いいんちょさんのありゃあブログ

85年生まれ、おうし座。今考えてることと、好きなこと、嫌いなことについて

それを言っちゃーおしめーよ

人生は、「気持ち」次第でどうにでもなります。そして「気持ち」だけは、自分の意志ではどうにもなりません。「気持ち」が良い方に向いている人は、それでいいです。でも、「気持ち」が悪い方にしか向いていない人は、一体どうすればいいのでしょう?


こういう話をすると、「気持ちが良い方に向くよう努力すればいいだけだ」と無邪気に言い切って、問題を解決した気になる人がいます。
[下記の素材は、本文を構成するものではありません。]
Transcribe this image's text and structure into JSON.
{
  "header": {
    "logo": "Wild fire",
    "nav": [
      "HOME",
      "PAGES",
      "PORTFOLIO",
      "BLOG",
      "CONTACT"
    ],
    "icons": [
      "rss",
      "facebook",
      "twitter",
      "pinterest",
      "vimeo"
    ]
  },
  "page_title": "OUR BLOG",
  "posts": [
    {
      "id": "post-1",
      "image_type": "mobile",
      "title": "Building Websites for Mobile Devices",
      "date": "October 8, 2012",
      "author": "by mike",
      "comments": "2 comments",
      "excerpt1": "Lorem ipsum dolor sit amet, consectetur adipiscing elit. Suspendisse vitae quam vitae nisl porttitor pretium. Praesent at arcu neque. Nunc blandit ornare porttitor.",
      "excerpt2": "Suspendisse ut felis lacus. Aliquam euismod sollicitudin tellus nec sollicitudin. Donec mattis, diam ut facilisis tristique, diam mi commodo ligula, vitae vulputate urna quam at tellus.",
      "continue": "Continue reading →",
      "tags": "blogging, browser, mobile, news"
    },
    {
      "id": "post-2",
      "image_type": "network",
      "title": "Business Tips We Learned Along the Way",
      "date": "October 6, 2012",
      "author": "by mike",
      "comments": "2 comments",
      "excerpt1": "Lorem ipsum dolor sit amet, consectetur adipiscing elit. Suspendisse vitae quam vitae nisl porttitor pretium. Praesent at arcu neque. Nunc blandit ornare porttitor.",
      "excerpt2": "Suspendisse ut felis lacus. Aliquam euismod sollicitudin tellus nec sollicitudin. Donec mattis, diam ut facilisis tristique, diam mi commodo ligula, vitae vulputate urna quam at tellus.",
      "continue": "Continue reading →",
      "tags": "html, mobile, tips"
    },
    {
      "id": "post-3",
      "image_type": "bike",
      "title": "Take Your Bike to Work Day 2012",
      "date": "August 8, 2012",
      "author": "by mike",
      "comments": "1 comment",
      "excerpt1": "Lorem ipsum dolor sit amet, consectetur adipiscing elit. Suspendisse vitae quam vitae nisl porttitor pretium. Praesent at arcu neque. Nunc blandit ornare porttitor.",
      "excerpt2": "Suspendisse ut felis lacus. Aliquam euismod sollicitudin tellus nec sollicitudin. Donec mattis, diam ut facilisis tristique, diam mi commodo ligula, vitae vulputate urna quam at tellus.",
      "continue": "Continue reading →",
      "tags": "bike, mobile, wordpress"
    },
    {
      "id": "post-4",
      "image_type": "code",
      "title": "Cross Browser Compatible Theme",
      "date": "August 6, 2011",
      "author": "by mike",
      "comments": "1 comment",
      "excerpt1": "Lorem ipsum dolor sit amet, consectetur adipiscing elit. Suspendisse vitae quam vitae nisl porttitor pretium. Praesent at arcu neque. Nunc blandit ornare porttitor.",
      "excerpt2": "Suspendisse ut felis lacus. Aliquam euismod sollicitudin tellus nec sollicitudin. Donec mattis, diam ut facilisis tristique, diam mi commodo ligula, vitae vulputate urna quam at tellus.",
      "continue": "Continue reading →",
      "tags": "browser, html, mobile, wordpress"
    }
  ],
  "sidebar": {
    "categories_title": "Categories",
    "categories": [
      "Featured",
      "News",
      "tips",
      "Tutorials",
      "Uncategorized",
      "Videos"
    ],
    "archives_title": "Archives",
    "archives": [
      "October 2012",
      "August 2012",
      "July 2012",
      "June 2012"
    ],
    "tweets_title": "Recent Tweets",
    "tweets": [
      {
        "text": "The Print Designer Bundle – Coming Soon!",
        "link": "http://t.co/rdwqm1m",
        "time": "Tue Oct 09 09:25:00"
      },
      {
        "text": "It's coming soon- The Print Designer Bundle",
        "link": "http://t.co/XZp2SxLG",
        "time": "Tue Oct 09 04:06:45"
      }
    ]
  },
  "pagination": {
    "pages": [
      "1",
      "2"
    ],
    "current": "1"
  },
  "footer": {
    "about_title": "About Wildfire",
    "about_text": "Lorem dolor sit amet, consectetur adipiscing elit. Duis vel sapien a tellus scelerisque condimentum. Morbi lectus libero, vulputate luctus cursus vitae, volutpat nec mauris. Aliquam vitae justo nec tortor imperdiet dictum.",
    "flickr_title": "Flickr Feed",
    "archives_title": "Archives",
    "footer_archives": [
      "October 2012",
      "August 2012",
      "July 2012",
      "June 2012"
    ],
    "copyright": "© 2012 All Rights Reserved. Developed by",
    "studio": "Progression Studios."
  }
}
そりゃそうです、その理屈は圧倒的に正しいです。「貧乏人にお金を与えれば貧困問題はなくなる」という理屈と同じくらい正しいです。それは分かったので、次は意味のある話をしてください。


「勇気があればなんでもできる」という絶望 - 魔王14歳の幸福な電波


ここで言われていることは、徹頭徹尾正しいわけである。しかしそれが正しい「すぎる」が故に、ただそれを主張するのは正しくない、ということもあるのではないか。

どうもErlkonigさんのエントリーを読んでいると、はなからこれが「どうにもならない状況」であるのがわかっているにも関わらず、それでもなお、どうすればいいのか?と、「解決しなければならない」話の方向に問いを投げかけているような気がする。

問題は、こうすることで「弱者の権力性」が生まれる、ということだ。この場合、そもそもこのもう一段階前のErlkonigさんが批判の対象としている「勇気さえあれば行動できる」という精神論自体が、「どうにもならない状況」において発せられた「気休め」であることが多い。そもそも勇気が出ないのは敗戦が濃厚だからであって、勝ちが固いならば勇気なんてちょっとは出ているはずだ(僕自身、「どうにもならない状況」で「勇気をもって行動」したところで、上手くいったなんてこと、ほとんどない)。


「どうにもならない状況」を論題に上げ、「解決しなければならない」という意識でそれに取りかかれば、奇妙なことに強者と弱者の立場が逆転するということがある。「当事者」として弱者は強者となり、「当事者でない者」は「弱者でない者」(強者も含め)として弱者になる。その「強者/弱者」という構造の枠内において、弱者は強者となってしまうのだ。
くれぐれも、これは「弱者の皮をかぶった強者」ではない。弱者は十分に苦しんでいる。苦しんでいるのだけど、その「どうにもならない状況」を指摘する議論のレベルにおいて、振る舞い方のいかんによっては「弱者という名の(弱者ゆえの)強者」として権力性が生まれるということなのだ。マイノリティーポリティクスではこういうことがよくある。例えば、幼児性愛者は今もこの状況にあると言えるだろう(しかし、これがどうにもならない問題は放置に限る!ということではないことを、付け加えなければならない。「どうにもならない状況」は常に、「どうにもならない状況(仮)」として意識されなければならないと思う)。


「どうにもならない状況」において、弱者の「解決を求める声」や「お前らは何もわかっていない!」という批判は、まったく正しい。反論しようがない。しかし、それが「どうにもならない状況」であるが故に、聴く者を雁字搦めにする呪詛の言葉になる。このことで最も問題なのは、それを言ったところで、やはり何も問題の解決にならないということなのである。さらに言えば、強者/弱者の構造内において弱者が「弱者という名の強者」となってしまうということは、彼らが虐げられているもともとの「強者/弱者」という構造自体を、自らが固定してしまうことになるのだ。

「当事者でないお前に何がわかる!」それはごもっとも。
ごもっともなのであるが、それと同時に、「それを言っちゃーおしめーよ」でもあるのだ。